Changing the way we talk to ourselves

If you’ve ever listened to Buddhist teacher Tara Brach, you’ve likely heard her discuss the Buddha’s story of the second arrow.

The Buddha once asked a student "if a person is struck by an arrow, is it painful?" The student replied that it was. The Buddha then asked "if the person is struck by a second arrow, is that even more painful?" The student replied that it was. The teaching is that in life, we cannot always control the first arrow, however, our second arrow is our reaction to the first.

Sometimes the first arrow is someone putting a hat on you for a cookie - but you still tell yourself that you're doing great. And that the cookie will come eventually...

Sometimes the first arrow is someone putting a hat on you for a cookie - but you still tell yourself that you're doing great. And that the cookie will come eventually...

And if you're like me, you often shoot yourself with the second arrow. Over, and over, and over again. 

It's just how I roll. 

The first arrow is when something happens - whether it's something we do - hit the snooze button for 30 minutes instead of 10 (me, this morning), overeat at a party when we swore we wouldn’t, have five drinks instead of two; but it's also when something happens to us - treats us in a way that feels disrespectful. Brach describes the first arrow as the natural experiences that arise from the human animal that we are: fear, aggression, greed, craving. 

But the second arrow is our reaction to what happens. In the Buddhist teaching, we are reminded that with the second arrow comes choice. 

A few weeks ago I wrote a post talking about the phrase “I can’t get out of my own way.” The second part of that expression might be “and I can’t forgive myself for that.” I have talked openly about my struggles with depression - which is a first arrow for me. I'm not sure where or why I experience depression, but it's a complicated mix of genetics and life experience. So often the things we hate about ourselves are shaped by a plethora of forces - genetics - brain chemistry - experience - but as Brach reminds us, we didn’t choose any of this. 

I didn't choose depression. In fact, I hate the way my depression makes me feel. Lazy, unproductive, sad, unfocused. I hate it. That hate is my second arrow. Hate is my reaction to how I feel. And it's often self-hate.

The fitness industry is as much about human behavior as the science of periodization, fat loss, and hypertrophy. And nowhere have I seen more self-blame and self-flagellation than in fitness. We set goals, for getting to the gym, for changing our eating habits, for more self-care, and those goals can often become clouded by those first arrows - a compulsion to overeat that we don't understand, fear that comes from a place that we can't reach.

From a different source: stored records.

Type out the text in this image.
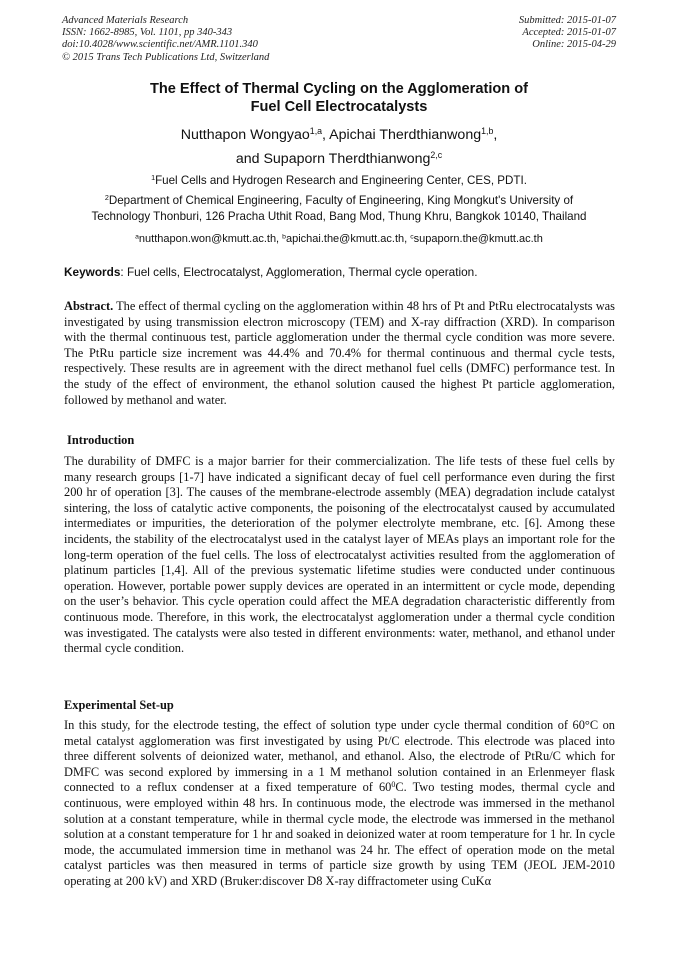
Advanced Materials Research
ISSN: 1662-8985, Vol. 1101, pp 340-343
doi:10.4028/www.scientific.net/AMR.1101.340
© 2015 Trans Tech Publications Ltd, Switzerland
Submitted: 2015-01-07
Accepted: 2015-01-07
Online: 2015-04-29
The Effect of Thermal Cycling on the Agglomeration of
Fuel Cell Electrocatalysts
Nutthapon Wongyao$^{1,a}$, Apichai Therdthianwong$^{1,b}$,
and Supaporn Therdthianwong$^{2,c}$
$^1$Fuel Cells and Hydrogen Research and Engineering Center, CES, PDTI.
$^2$Department of Chemical Engineering, Faculty of Engineering, King Mongkut's University of
Technology Thonburi, 126 Pracha Uthit Road, Bang Mod, Thung Khru, Bangkok 10140, Thailand
$^a$nutthapon.won@kmutt.ac.th, $^b$apichai.the@kmutt.ac.th, $^c$supaporn.the@kmutt.ac.th
Keywords: Fuel cells, Electrocatalyst, Agglomeration, Thermal cycle operation.
Abstract. The effect of thermal cycling on the agglomeration within 48 hrs of Pt and PtRu electrocatalysts was investigated by using transmission electron microscopy (TEM) and X-ray diffraction (XRD). In comparison with the thermal continuous test, particle agglomeration under the thermal cycle condition was more severe. The PtRu particle size increment was 44.4% and 70.4% for thermal continuous and thermal cycle tests, respectively. These results are in agreement with the direct methanol fuel cells (DMFC) performance test. In the study of the effect of environment, the ethanol solution caused the highest Pt particle agglomeration, followed by methanol and water.
Introduction
The durability of DMFC is a major barrier for their commercialization. The life tests of these fuel cells by many research groups [1-7] have indicated a significant decay of fuel cell performance even during the first 200 hr of operation [3]. The causes of the membrane-electrode assembly (MEA) degradation include catalyst sintering, the loss of catalytic active components, the poisoning of the electrocatalyst caused by accumulated intermediates or impurities, the deterioration of the polymer electrolyte membrane, etc. [6]. Among these incidents, the stability of the electrocatalyst used in the catalyst layer of MEAs plays an important role for the long-term operation of the fuel cells. The loss of electrocatalyst activities resulted from the agglomeration of platinum particles [1,4]. All of the previous systematic lifetime studies were conducted under continuous operation. However, portable power supply devices are operated in an intermittent or cycle mode, depending on the user’s behavior. This cycle operation could affect the MEA degradation characteristic differently from continuous mode. Therefore, in this work, the electrocatalyst agglomeration under a thermal cycle condition was investigated. The catalysts were also tested in different environments: water, methanol, and ethanol under thermal cycle condition.
Experimental Set-up
In this study, for the electrode testing, the effect of solution type under cycle thermal condition of 60°C on metal catalyst agglomeration was first investigated by using Pt/C electrode. This electrode was placed into three different solvents of deionized water, methanol, and ethanol. Also, the electrode of PtRu/C which for DMFC was second explored by immersing in a 1 M methanol solution contained in an Erlenmeyer flask connected to a reflux condenser at a fixed temperature of $60^0C$. Two testing modes, thermal cycle and continuous, were employed within 48 hrs. In continuous mode, the electrode was immersed in the methanol solution at a constant temperature, while in thermal cycle mode, the electrode was immersed in the methanol solution at a constant temperature for 1 hr and soaked in deionized water at room temperature for 1 hr. In cycle mode, the accumulated immersion time in methanol was 24 hr. The effect of operation mode on the metal catalyst particles was then measured in terms of particle size growth by using TEM (JEOL JEM-2010 operating at 200 kV) and XRD (Bruker:discover D8 X-ray diffractometer using CuKα
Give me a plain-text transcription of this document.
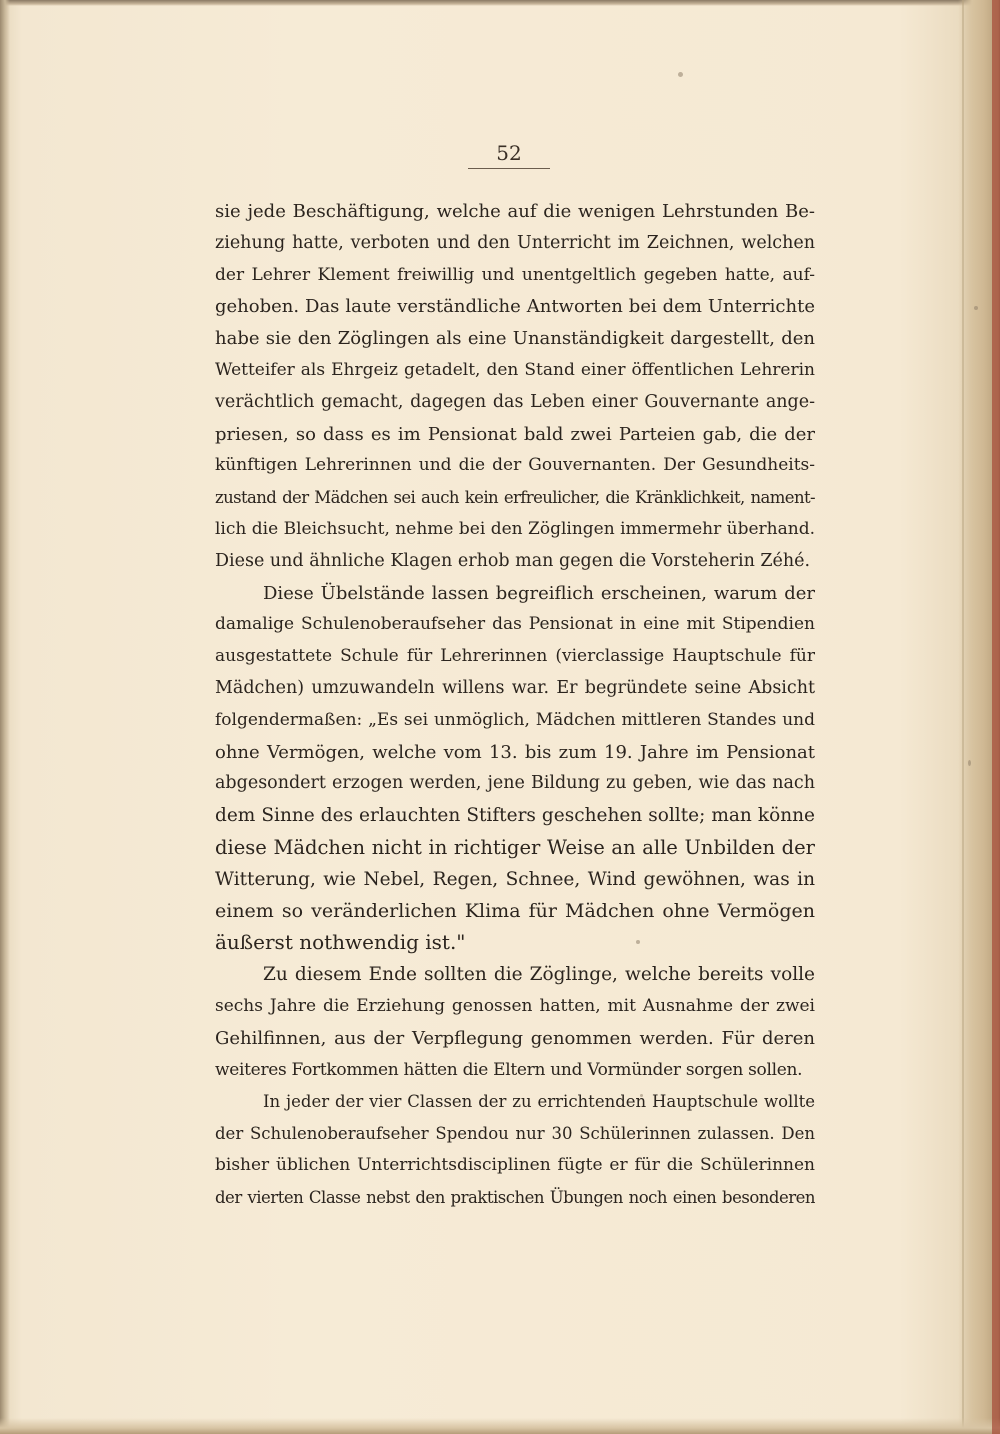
52
sie jede Beschäftigung, welche auf die wenigen Lehrstunden Be-
ziehung hatte, verboten und den Unterricht im Zeichnen, welchen
der Lehrer Klement freiwillig und unentgeltlich gegeben hatte, auf-
gehoben. Das laute verständliche Antworten bei dem Unterrichte
habe sie den Zöglingen als eine Unanständigkeit dargestellt, den
Wetteifer als Ehrgeiz getadelt, den Stand einer öffentlichen Lehrerin
verächtlich gemacht, dagegen das Leben einer Gouvernante ange-
priesen, so dass es im Pensionat bald zwei Parteien gab, die der
künftigen Lehrerinnen und die der Gouvernanten. Der Gesundheits-
zustand der Mädchen sei auch kein erfreulicher, die Kränklichkeit, nament-
lich die Bleichsucht, nehme bei den Zöglingen immermehr überhand.
Diese und ähnliche Klagen erhob man gegen die Vorsteherin Zéhé.
Diese Übelstände lassen begreiflich erscheinen, warum der
damalige Schulenoberaufseher das Pensionat in eine mit Stipendien
ausgestattete Schule für Lehrerinnen (vierclassige Hauptschule für
Mädchen) umzuwandeln willens war. Er begründete seine Absicht
folgendermaßen: „Es sei unmöglich, Mädchen mittleren Standes und
ohne Vermögen, welche vom 13. bis zum 19. Jahre im Pensionat
abgesondert erzogen werden, jene Bildung zu geben, wie das nach
dem Sinne des erlauchten Stifters geschehen sollte; man könne
diese Mädchen nicht in richtiger Weise an alle Unbilden der
Witterung, wie Nebel, Regen, Schnee, Wind gewöhnen, was in
einem so veränderlichen Klima für Mädchen ohne Vermögen
äußerst nothwendig ist."
Zu diesem Ende sollten die Zöglinge, welche bereits volle
sechs Jahre die Erziehung genossen hatten, mit Ausnahme der zwei
Gehilfinnen, aus der Verpflegung genommen werden. Für deren
weiteres Fortkommen hätten die Eltern und Vormünder sorgen sollen.
In jeder der vier Classen der zu errichtenden Hauptschule wollte
der Schulenoberaufseher Spendou nur 30 Schülerinnen zulassen. Den
bisher üblichen Unterrichtsdisciplinen fügte er für die Schülerinnen
der vierten Classe nebst den praktischen Übungen noch einen besonderen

We can't control what happens to us. Did you know that there's even research out there suggesting that we are predisposed to be morning or night people? Me neither, but I'm looking into it. Have you ever tried to make yourself a morning workout person and just couldn't make it happen? Instead of going with the grain however, you beat yourself up for not going to be earlier, not waking up sooner, and being too lazy to get to the gym. You hate yourself for not being a morning person. 

I’m not saying we don’t need some accountability. But what else can we make room for if we stop the pattern of self-blame? If we replace the phrases “I suck at life, I suck at adulting, I hate myself for not trying harder” with something more positive? After I published this original post at work, a client reached out and offered this great phrase "thank you for the learning experience." 

What if you substitute that approach for the self-flagellation? What other positive feelings might creep in? I don't know because I still spend 90% of the time with the second arrow. But like so many other habits, change is an evolving process and it begins with awareness.

We cannot control the action - but we have some choice about the reaction.